La caída de Huerta y la rendición incondicional del ejército federal sellaron el derrumbe de las instituciones estatales; el restablecimiento de la legalidad constitucional presuponía un acuerdo político, pero se reveló de difícil actuación como resultó evidente en la Convención de Aguascalientes, que abrió la fase de la guerra civil revolucionaria. Los autores trazan el programa agrario del villismo plasmado con la confiscación de las haciendas pasadas bajo la dirección villista del nuevo Banco del Estado de Chihuahua, mientras fueron respetados los bienes de los ciudadanos estadounidenses, con la instauración de una buena administración en favor de la población más pobre y de los desempleados y favoreciendo la autonomía municipal. En lo que concierne a Morelos se pusieron en práctica las medidas del Plan de Ayala que representaba las aspiraciones y los intereses de los campesinos, es decir, fueron expropiadas sin indemnización las haciendas y los ingenios; también fueron ocupadas las tierras más ricas y se procedió al deslinde de los pueblos, creando además las condiciones de autogobierno. Los autores describen la evolución de la convención villista-zapatista durante sus desplazamientos y la actividad del Consejo Ejecutivo compuesto sólo por zapatistas tras la derrota de Villa en 1915 en defensa de la revolución local, grupo que elaboró la ley agraria para reglamentar el Plan de Ayala, la ley laboral y la relativa a la administración de la justicia, “testimonio de lo que podría haber sido el Estado zapatista” y afirman que algunas de las propuestas fueron “retomadas por la corriente ganadora de la revolución” en el Congreso Constituyente de Querétaro.

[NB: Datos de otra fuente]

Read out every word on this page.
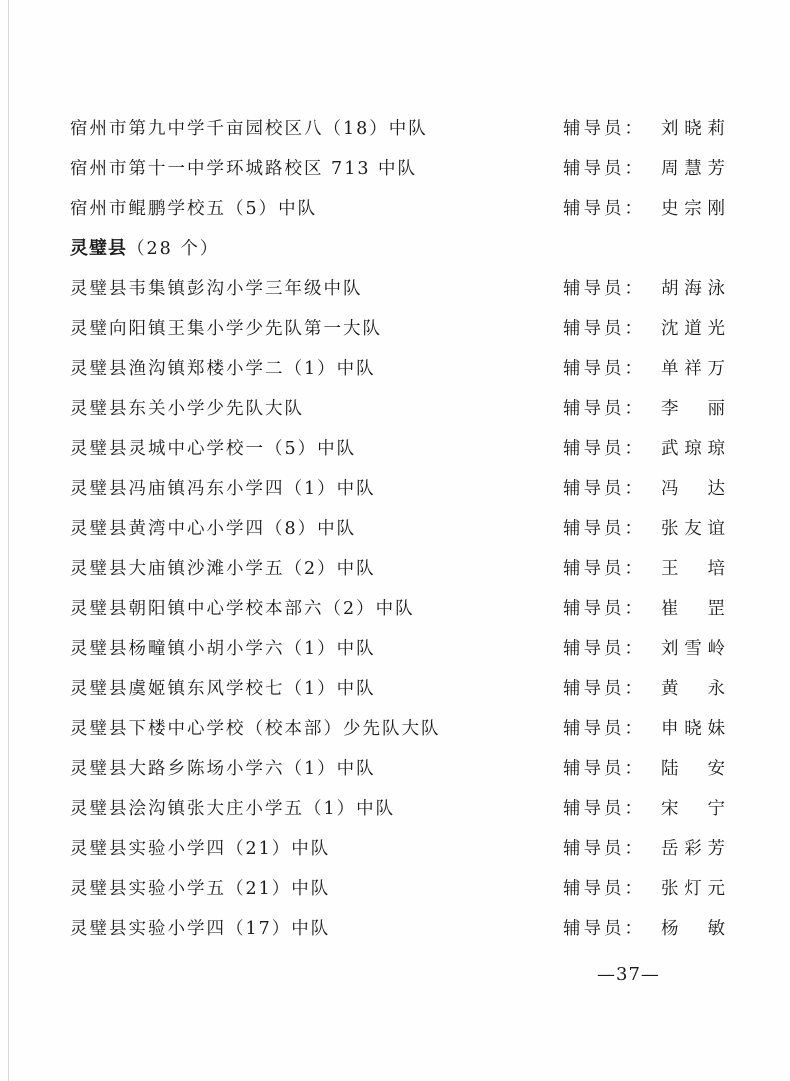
宿州市第九中学千亩园校区八（18）中队	辅导员： 刘晓莉
宿州市第十一中学环城路校区 713 中队	辅导员： 周慧芳
宿州市鲲鹏学校五（5）中队	辅导员： 史宗刚
灵璧县（28 个）
灵璧县韦集镇彭沟小学三年级中队	辅导员： 胡海泳
灵璧向阳镇王集小学少先队第一大队	辅导员： 沈道光
灵璧县渔沟镇郑楼小学二（1）中队	辅导员： 单祥万
灵璧县东关小学少先队大队	辅导员： 李丽
灵璧县灵城中心学校一（5）中队	辅导员： 武琼琼
灵璧县冯庙镇冯东小学四（1）中队	辅导员： 冯达
灵璧县黄湾中心小学四（8）中队	辅导员： 张友谊
灵璧县大庙镇沙滩小学五（2）中队	辅导员： 王培
灵璧县朝阳镇中心学校本部六（2）中队	辅导员： 崔罡
灵璧县杨疃镇小胡小学六（1）中队	辅导员： 刘雪岭
灵璧县虞姬镇东风学校七（1）中队	辅导员： 黄永
灵璧县下楼中心学校（校本部）少先队大队	辅导员： 申晓妹
灵璧县大路乡陈场小学六（1）中队	辅导员： 陆安
灵璧县浍沟镇张大庄小学五（1）中队	辅导员： 宋宁
灵璧县实验小学四（21）中队	辅导员： 岳彩芳
灵璧县实验小学五（21）中队	辅导员： 张灯元
灵璧县实验小学四（17）中队	辅导员： 杨敏
—37—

Cabe observar que medidas de naturaleza social respecto a la cuestión agraria y a las relaciones laborales habían sido puestas en vigor en contextos locales por los gobernadores provisionales, adoptadas con los decretos de Carranza y de sus colaboradores y, en algunos casos, surgieron comisiones agrarias locales, mientras Salvador Alvarado en Yucatán confiscó los ferrocarriles, sustrajo el control de la Comisión reguladora del henequén a las casas comerciales, favoreció la organización de los obreros y decretó la abolición de la servidumbre doméstica, es decir, había una amplia toma de conciencia de estos problemas que formaban un patrimonio de ideas muy difundido y que emergió de manera clara en Querétaro. Los artículos 27 y 123 de la Constitución de 1917, resultado de importantes debates, introdujeron los derechos sociales en la Carta mexicana, como es bien consabido. En lo que concierne al Congreso Constituyente, en el último capítulo del libro, se pone el acento sobre la lucha entre los partidarios conservadores de Carranza y los radicales de Obregón, lectura que reduce el valor del debate a discusión política e ideológica. A este propósito, merece subrayar que, más allá de la distinción entre voto activo y pasivo, las elecciones a sufragio universal masculino directo de la Asamblea de Querétaro le confirieron el poder constituyente propio y peculiar de las constituciones modernas de la edad contemporánea y que los diputados ejercieron en plena libertad.